Fortran skill markdown for codex

Here’s an example that points to a “quality of implemenation” issue (Compiler Explorer).

module stencil_mod
implicit none
public
integer, parameter :: dp = kind(1.0d0)
contains

  subroutine stencil_manual(uold, unew, nx, ny, coeffx, coeffy)
    integer, intent(in) :: nx, ny
    real(dp), intent(in)  :: uold(0:nx+1,0:ny+1)
    real(dp), intent(out) :: unew(0:nx+1,0:ny+1)
    real(dp), intent(in) :: coeffx, coeffy
    integer :: i,j
    do j = 1, ny
      do i = 1, nx
        unew(i,j) = uold(i,j) + &
             coeffx*(uold(i+1,j) - 2.0_dp*uold(i,j) + uold(i-1,j)) + &
             coeffy*(uold(i,j+1) - 2.0_dp*uold(i,j) + uold(i,j-1))
      end do
    end do
  end subroutine stencil_manual

  subroutine stencil_slicing(uold, unew, nx, ny, coeffx, coeffy)
    integer, intent(in) :: nx, ny
    real(dp), intent(in)  :: uold(0:nx+1,0:ny+1)
    real(dp), intent(out) :: unew(0:nx+1,0:ny+1)
    real(dp), intent(in) :: coeffx, coeffy
    unew(1:nx,1:ny) = uold(1:nx,1:ny) + &
         coeffx*(uold(2:nx+1,1:ny) - 2.0_dp*uold(1:nx,1:ny) + uold(0:nx-1,1:ny)) + &
         coeffy*(uold(1:nx,2:ny+1) - 2.0_dp*uold(1:nx,1:ny) + uold(1:nx,0:ny-1))
  end subroutine stencil_slicing

  subroutine stencil_associate(uold, unew, nx, ny, coeffx, coeffy)
    integer, intent(in) :: nx, ny
    real(dp), intent(in)  :: uold(0:nx+1,0:ny+1)
    real(dp), intent(out) :: unew(0:nx+1,0:ny+1)
    real(dp), intent(in) :: coeffx, coeffy
    associate(centre => uold(1:nx,1:ny), &
              west => uold(0:nx-1,1:ny), &
              east => uold(2:nx+1,1:ny), &
              south => uold(1:nx,0:ny-1), &
              north => uold(1:nx,2:ny+1))
      unew(1:nx,1:ny) = centre + &
           coeffx*(east - 2.0_dp*centre + west) + &
           coeffy*(north - 2.0_dp*centre + south)
    end associate
  end subroutine stencil_associate

end module

When compiled with ifort -O3 -xSKYLAKE-AVX512 -qopt-zmm-usage=high, the first two variants use AVX512 instructions while the associate version leads to a scalar loop.

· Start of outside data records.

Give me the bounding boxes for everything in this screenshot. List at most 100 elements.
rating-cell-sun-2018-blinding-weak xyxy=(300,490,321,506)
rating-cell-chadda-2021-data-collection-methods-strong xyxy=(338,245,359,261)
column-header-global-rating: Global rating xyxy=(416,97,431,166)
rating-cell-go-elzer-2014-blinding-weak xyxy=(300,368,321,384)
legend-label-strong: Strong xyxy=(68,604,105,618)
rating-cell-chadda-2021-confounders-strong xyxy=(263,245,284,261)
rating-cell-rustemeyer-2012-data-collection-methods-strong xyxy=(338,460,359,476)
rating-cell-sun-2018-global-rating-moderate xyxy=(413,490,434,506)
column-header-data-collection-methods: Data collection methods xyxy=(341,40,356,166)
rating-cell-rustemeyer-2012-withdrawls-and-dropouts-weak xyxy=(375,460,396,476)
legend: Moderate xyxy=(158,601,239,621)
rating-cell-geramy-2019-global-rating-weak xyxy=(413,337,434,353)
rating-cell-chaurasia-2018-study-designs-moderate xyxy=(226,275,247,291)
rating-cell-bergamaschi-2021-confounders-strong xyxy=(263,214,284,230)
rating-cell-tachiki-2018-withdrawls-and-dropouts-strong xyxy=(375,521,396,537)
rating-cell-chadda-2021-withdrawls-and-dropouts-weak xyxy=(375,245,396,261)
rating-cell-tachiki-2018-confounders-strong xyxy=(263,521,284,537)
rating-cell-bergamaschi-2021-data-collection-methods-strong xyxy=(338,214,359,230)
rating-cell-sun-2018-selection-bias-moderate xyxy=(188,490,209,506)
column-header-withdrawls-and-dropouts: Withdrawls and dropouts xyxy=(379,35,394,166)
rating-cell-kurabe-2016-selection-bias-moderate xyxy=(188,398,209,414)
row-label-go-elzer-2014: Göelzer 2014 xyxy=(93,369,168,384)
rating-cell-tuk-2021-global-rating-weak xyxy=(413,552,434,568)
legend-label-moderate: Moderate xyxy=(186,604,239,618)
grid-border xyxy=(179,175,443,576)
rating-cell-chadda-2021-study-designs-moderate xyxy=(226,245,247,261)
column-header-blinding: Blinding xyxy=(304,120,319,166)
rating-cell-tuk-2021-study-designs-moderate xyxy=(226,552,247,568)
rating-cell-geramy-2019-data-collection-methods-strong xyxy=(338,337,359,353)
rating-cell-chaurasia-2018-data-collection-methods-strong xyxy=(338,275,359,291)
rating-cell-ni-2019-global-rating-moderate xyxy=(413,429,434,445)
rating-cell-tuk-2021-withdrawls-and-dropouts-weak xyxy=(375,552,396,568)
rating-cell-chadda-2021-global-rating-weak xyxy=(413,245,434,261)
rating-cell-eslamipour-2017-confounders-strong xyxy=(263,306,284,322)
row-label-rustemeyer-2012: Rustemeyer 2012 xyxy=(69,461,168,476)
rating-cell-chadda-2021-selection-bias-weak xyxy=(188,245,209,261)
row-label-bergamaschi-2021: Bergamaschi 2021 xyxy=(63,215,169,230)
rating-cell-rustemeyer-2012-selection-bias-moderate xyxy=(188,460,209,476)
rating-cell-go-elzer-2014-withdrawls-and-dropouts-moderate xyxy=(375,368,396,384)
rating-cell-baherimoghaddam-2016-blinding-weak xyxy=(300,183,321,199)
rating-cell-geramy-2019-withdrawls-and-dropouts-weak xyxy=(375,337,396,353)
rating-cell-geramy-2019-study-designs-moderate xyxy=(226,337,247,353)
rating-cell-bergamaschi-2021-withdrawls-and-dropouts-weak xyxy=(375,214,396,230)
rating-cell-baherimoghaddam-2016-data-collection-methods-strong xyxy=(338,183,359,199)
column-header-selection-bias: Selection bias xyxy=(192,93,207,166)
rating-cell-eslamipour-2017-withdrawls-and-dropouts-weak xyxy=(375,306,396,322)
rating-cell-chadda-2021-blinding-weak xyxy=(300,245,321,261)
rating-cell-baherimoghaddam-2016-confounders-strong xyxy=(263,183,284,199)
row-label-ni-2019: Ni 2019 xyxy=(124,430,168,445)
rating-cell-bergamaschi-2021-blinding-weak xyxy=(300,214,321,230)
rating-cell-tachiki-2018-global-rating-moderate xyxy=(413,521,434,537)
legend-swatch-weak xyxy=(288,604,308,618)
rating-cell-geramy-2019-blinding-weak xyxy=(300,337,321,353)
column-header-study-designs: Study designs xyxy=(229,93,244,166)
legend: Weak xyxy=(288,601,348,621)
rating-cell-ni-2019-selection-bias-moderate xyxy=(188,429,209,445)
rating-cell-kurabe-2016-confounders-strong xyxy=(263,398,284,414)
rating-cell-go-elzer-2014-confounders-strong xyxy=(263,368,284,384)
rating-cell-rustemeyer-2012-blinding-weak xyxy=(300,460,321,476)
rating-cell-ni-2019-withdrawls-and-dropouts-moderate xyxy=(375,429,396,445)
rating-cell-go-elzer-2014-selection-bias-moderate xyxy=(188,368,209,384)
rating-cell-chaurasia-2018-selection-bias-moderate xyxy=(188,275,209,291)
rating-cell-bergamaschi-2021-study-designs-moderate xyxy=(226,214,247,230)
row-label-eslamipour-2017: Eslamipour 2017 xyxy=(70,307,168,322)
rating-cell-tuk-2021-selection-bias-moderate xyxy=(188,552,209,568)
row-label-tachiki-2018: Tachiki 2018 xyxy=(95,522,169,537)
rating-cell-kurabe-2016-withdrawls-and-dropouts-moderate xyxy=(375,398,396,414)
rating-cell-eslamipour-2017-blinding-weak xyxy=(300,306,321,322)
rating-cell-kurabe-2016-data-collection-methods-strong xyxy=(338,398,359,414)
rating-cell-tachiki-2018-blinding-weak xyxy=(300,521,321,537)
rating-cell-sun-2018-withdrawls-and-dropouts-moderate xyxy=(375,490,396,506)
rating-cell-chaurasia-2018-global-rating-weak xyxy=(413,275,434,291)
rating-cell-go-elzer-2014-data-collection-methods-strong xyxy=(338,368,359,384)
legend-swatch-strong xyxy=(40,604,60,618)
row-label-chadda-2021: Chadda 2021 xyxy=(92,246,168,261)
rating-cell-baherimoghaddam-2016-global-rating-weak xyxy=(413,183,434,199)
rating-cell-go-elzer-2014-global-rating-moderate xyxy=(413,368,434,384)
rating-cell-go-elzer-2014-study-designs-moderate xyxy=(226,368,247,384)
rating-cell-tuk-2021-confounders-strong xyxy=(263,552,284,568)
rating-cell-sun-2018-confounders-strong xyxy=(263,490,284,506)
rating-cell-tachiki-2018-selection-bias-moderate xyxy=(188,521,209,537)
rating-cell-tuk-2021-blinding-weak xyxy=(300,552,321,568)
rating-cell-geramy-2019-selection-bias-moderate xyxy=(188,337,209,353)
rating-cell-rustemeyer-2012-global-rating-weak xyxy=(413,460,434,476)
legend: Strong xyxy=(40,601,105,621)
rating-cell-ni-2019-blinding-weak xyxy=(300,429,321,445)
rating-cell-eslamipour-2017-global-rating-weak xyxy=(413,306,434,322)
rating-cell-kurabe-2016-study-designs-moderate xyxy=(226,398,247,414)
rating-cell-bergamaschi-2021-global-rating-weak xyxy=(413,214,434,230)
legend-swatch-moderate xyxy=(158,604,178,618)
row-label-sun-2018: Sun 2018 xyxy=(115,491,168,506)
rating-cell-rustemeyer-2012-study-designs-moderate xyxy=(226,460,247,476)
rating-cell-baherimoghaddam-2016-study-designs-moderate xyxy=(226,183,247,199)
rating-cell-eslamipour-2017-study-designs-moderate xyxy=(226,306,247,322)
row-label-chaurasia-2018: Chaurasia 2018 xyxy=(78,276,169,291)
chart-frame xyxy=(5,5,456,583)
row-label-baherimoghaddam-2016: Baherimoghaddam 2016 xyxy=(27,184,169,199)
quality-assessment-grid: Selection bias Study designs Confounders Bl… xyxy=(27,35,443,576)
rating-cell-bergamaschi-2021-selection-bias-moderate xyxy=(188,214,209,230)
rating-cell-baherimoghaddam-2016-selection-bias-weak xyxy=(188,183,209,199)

When the same code is compiled with flang -O3 -march=skylake-avx512 -mprefer-vector-width=512, the first two variants use unrolling by 8 elements, whereas the associate version uses unrolling by 4 elements.

With ifx 2025.3.2 all three variants use AVX512 vectorization (8 way unrolling); same with gfortran 15.2.

5 Likes

Here’s a second example (contrived, admittedly) where associate behaves poorly:

    subroutine add11(a,b,c,d)
        real, intent(in) :: a(:), b(:)
        real, intent(out) :: c(:), d(:)
        associate(rc => a + b, rd => a - b)
            c = rc
            d = rd
        end associate
    end subroutine

gfortran appears to allocate two temporary arrays, do the addition and subtraction separately, and then copy the results into the output arrays. Similar with flang.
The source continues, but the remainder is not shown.